Because memory allocation errors are difficult to track down, some systems provide versions of these functions that do additional error checking every time one of the three alloc functions or free is called. These versions of the functions are often specified by including a special library for the link editor. There are also publicly available sources that you can compile with special flags to enable additional runtime checking.
Alternate Memory Allocators
Many replacements for malloc and free are available. Some systems already include libraries providing alternate memory allocator implementations. Other systems provide only the standard allocator, leaving it up to software developers to download alternatives, if desired. We discuss some of the alternatives here.
SVR4-based systems, such as Solaris, include the libmalloc library, which provides a set of interfaces matching the ISO C memory allocation functions. The libmalloc library includes mallopt, a function that allows a process to set certain variables that control the operation of the storage allocator. A function called mallinfo is also available to provide statistics on the memory allocator.
Vo  describes a memory allocator that allows processes to allocate memory using different techniques for different regions of memory. In addition to the functions specific to vmalloc, the library also provides emulations of the ISO C memory allocation functions.
Historically, the standard malloc algorithm used either a best-fit or a first-fit memory allocation strategy. Quick-fit is faster than either, but tends to use more memory.

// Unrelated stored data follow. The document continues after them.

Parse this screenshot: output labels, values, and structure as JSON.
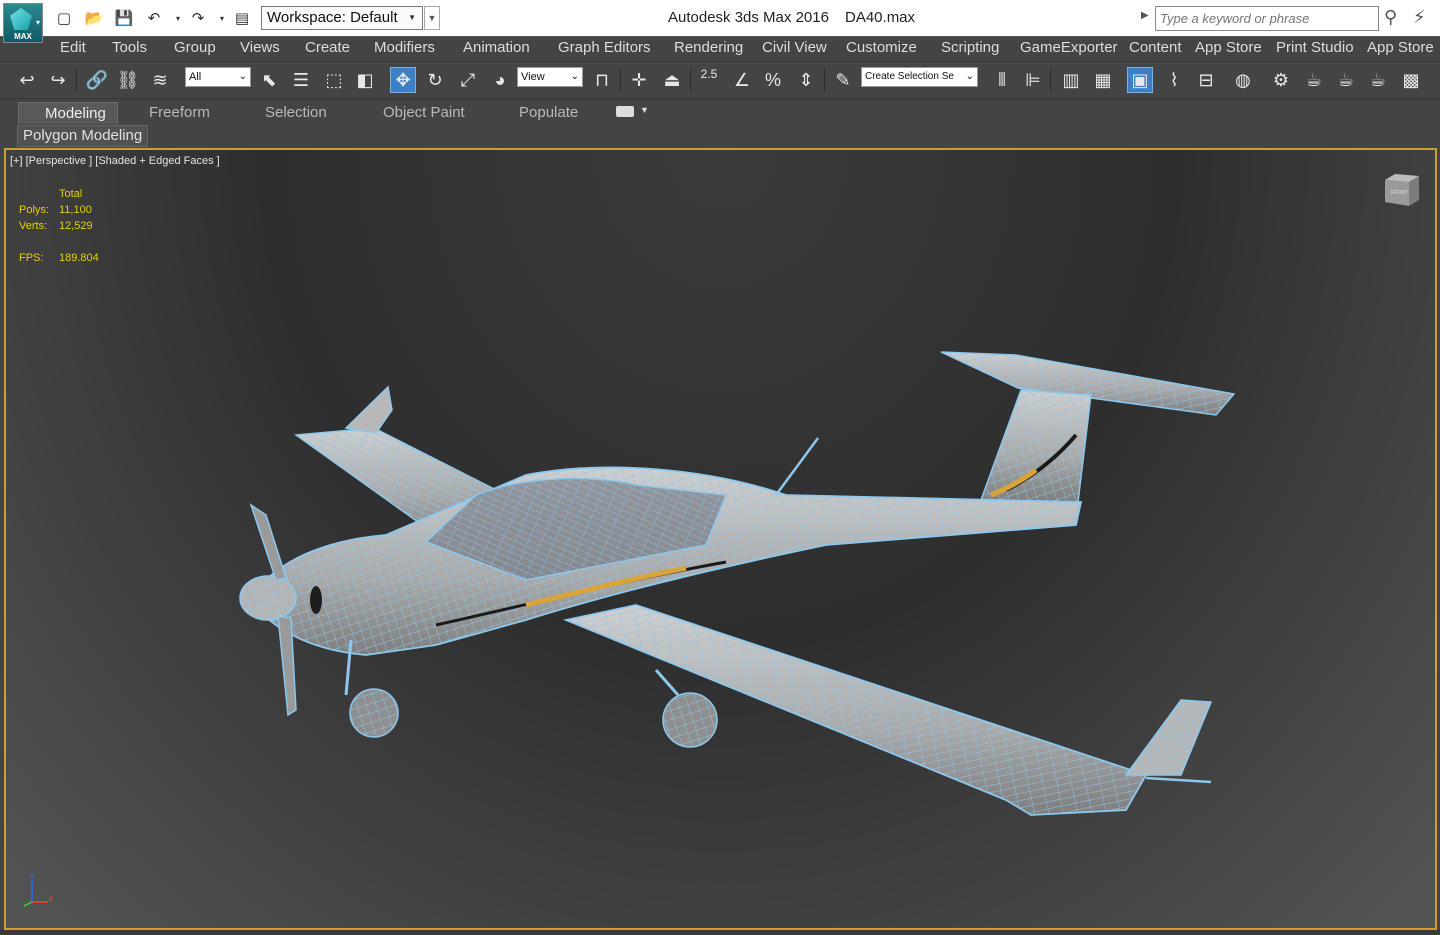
{
  "app": {
    "logo_text": "MAX",
    "title": "Autodesk 3ds Max 2016",
    "filename": "DA40.max"
  },
  "quick_access": {
    "workspace": "Workspace: Default"
  },
  "search": {
    "placeholder": "Type a keyword or phrase"
  },
  "menubar": {
    "items": [
      "Edit",
      "Tools",
      "Group",
      "Views",
      "Create",
      "Modifiers",
      "Animation",
      "Graph Editors",
      "Rendering",
      "Civil View",
      "Customize",
      "Scripting",
      "GameExporter",
      "Content",
      "App Store",
      "Print Studio",
      "App Store"
    ]
  },
  "toolbar": {
    "selection_filter": "All",
    "reference_coord": "View",
    "snap_angle_label": "2.5",
    "named_selection": "Create Selection Se"
  },
  "ribbon": {
    "tabs": [
      "Modeling",
      "Freeform",
      "Selection",
      "Object Paint",
      "Populate"
    ],
    "active_tab": "Modeling",
    "subtab": "Polygon Modeling"
  },
  "viewport": {
    "label": "[+] [Perspective ] [Shaded + Edged Faces ]",
    "viewcube_label": "FRONT",
    "stats": {
      "header": "Total",
      "polys_label": "Polys:",
      "polys_value": "11,100",
      "verts_label": "Verts:",
      "verts_value": "12,529",
      "fps_label": "FPS:",
      "fps_value": "189.804"
    },
    "axis": {
      "z": "z",
      "x": "x"
    }
  },
  "colors": {
    "viewport_border": "#c9a227",
    "wireframe": "#8cc8ee",
    "stats_text": "#e8d000",
    "active_tool": "#3d7fc4"
  }
}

Weinstock and Wulf  describe the algorithm, which is based on splitting up memory into buffers of various sizes and maintaining unused buffers on different free lists, depending on the size of the buffers. Free implementations of malloc and free based on quick-fit are readily available from several FTP sites.
One additional function is also worth mentioning. The function alloca has the same calling sequence as malloc; however, instead of allocating memory from the heap, the memory is allocated from the stack frame of the current function. The advantage is that we don't have to free the space; it goes away automatically when the function returns. The alloca function increases the size of the stack frame. The disadvantage is that some systems can't support alloca, if it's impossible to increase the size of the stack frame after the function has been called. Nevertheless, many software packages use it, and implementations exist for a wide variety of systems.